Rechtspopulistische Regierung:Triumph der polnischen Freizeitpartisanen

Jan 30 2016 Warsaw Poland Member of the paramilitary group teaches shooting in the military u

Patriotischer Feuereifer: ein Mitglied paramilitärischer Verbände bei Schießübungen nahe Warschau.

(Foto: Imago)
  • Der polnische Verteidigungsminister Macierewicz will die Armee mit mehreren Zehntausend Paramilitärs verstärken.
  • Das soll angeblich den russischen Nachbarn abschrecken und auch gegen "nicht-militärische Bedrohungen" helfen - wie zum Beispiel "Masseneinwanderung".
  • Die Opposition fürchtet, die rechtskonservative Regierungspartei Pis wolle eine Privatarmee aufbauen.

Von Florian Hassel, Warschau

Es war der Ritterschlag für die Männer der Bürgerwehr "Strzelec OSW JS 4046" aus der westpolnischen Kleinstadt Sulechów. Auf Befehl des polnischen Verteidigungsministers durften die Freizeitkämpfer zum ersten Mal offiziell an einer großen Militärübung teilnehmen. Und so rückten die Männer der Einheit in der Nacht zum Freitag vergangener Woche aus, um an Anakonda-2016 teilzunehmen, der Übung mit 31 000 Soldaten aus Polen, den USA und 22 weiteren Ländern, einer der größten seit Ende des Kalten Krieges.

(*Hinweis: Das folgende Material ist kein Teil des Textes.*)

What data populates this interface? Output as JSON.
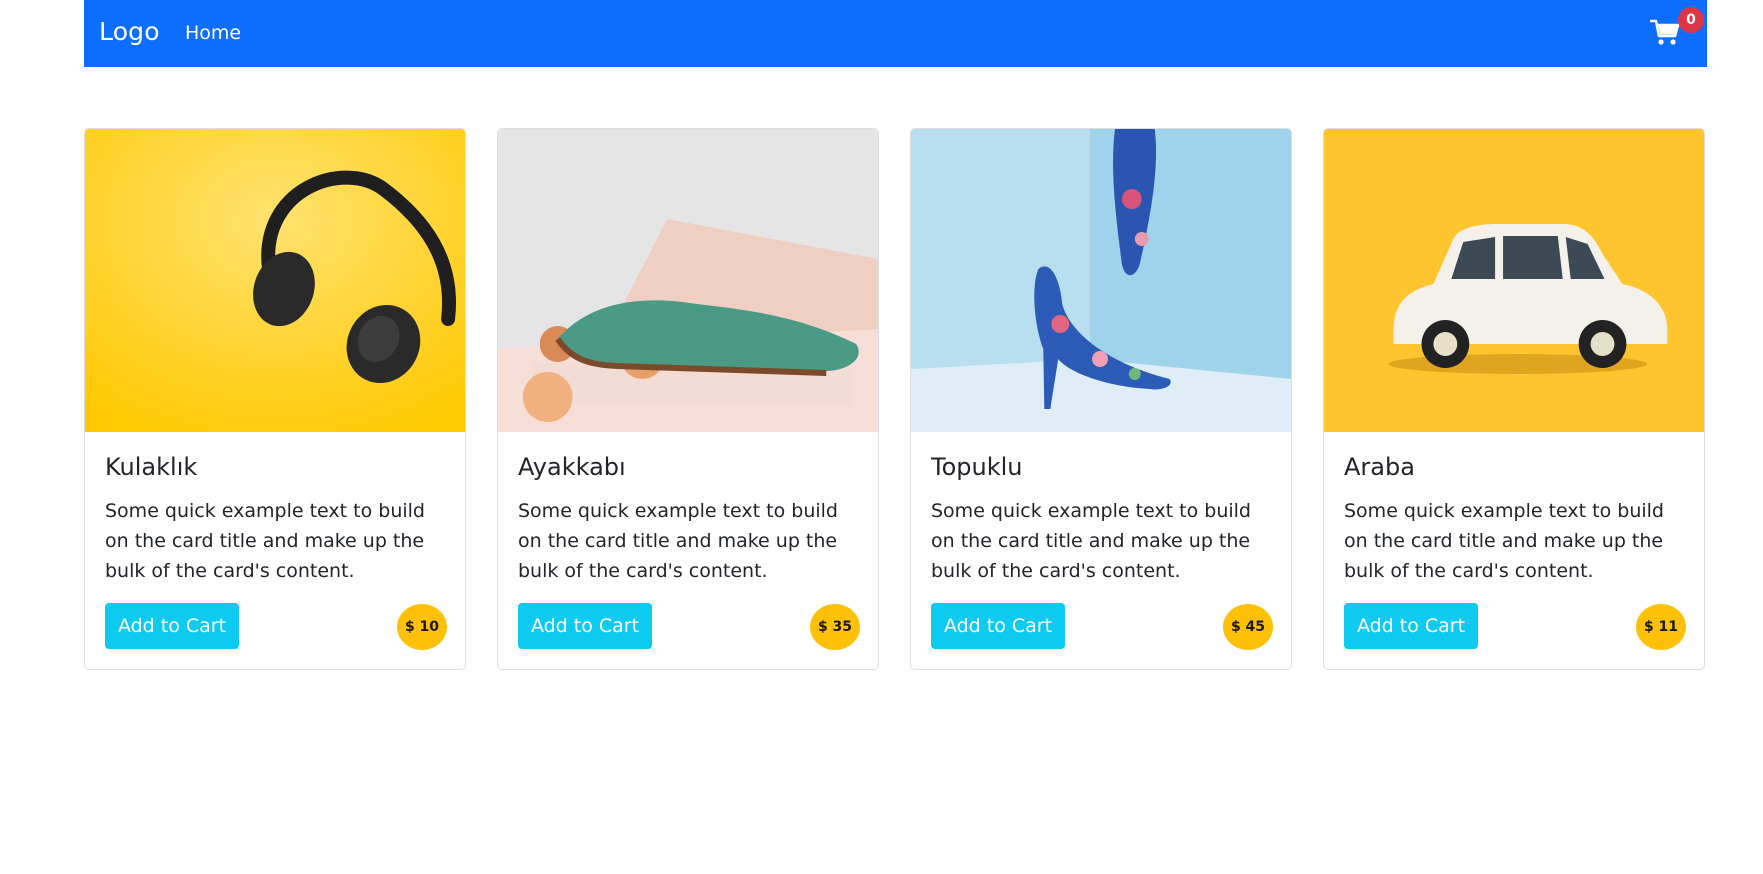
{
  "navbar": {
    "brand": "Logo",
    "home_label": "Home",
    "cart_icon": "cart-icon",
    "cart_count": "0",
    "bg_color": "#0d6efd"
  },
  "products": [
    {
      "title": "Kulaklık",
      "text": "Some quick example text to build on the card title and make up the bulk of the card's content.",
      "button_label": "Add to Cart",
      "price": "$ 10",
      "image": "headphones-image"
    },
    {
      "title": "Ayakkabı",
      "text": "Some quick example text to build on the card title and make up the bulk of the card's content.",
      "button_label": "Add to Cart",
      "price": "$ 35",
      "image": "shoe-image"
    },
    {
      "title": "Topuklu",
      "text": "Some quick example text to build on the card title and make up the bulk of the card's content.",
      "button_label": "Add to Cart",
      "price": "$ 45",
      "image": "high-heel-image"
    },
    {
      "title": "Araba",
      "text": "Some quick example text to build on the card title and make up the bulk of the card's content.",
      "button_label": "Add to Cart",
      "price": "$ 11",
      "image": "toy-car-image"
    }
  ],
  "colors": {
    "button": "#0dcaf0",
    "price_badge": "#ffc107",
    "cart_badge": "#dc3545"
  }
}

"Unsere Stunde ist gekommen!", jubelte Bürgerwehrmitglied Jacek Klimanek. Nach dem Willen des polnischen Verteidigungsministers sollen paramilitärische Einheiten Polens Armee künftig mit mehreren Zehntausend Männern verstärken. Schützenverbände und Bürgerwehren haben Tradition in Polen, das seine Existenz oft im Untergrundkampf gegen Russen oder Deutsche zu sichern suchte. Der mehr als 10 000 Mitglieder starke Schützenverband Strzelec wurde 1910 gegründet.

In den letzten Jahren kamen schätzungsweise 120 Bürgerwehrgruppen hinzu. Während in Deutschland Schützenverbände heute vor allem im Bierzelt kämpfen, üben polnische Freizeit-Partisanen an Wochenenden oder in den Ferien den Krieg im Gelände - erst recht, nachdem Russland 2014 die Ukraine angegriffen und die Krim annektiert hatte.

Bis Herbst 2015 regierte in Polen eine Mitte-rechts-Koalition. Sie war acht Jahre an der Macht und hielt lange Abstand zu den Bürgerwehren. Das änderte sich, als die nationalpopulistische Partei "Recht und Gerechtigkeit" (Pis) die Regierung und Antoni Macierewicz das Amt des Verteidigungsministers übernahm.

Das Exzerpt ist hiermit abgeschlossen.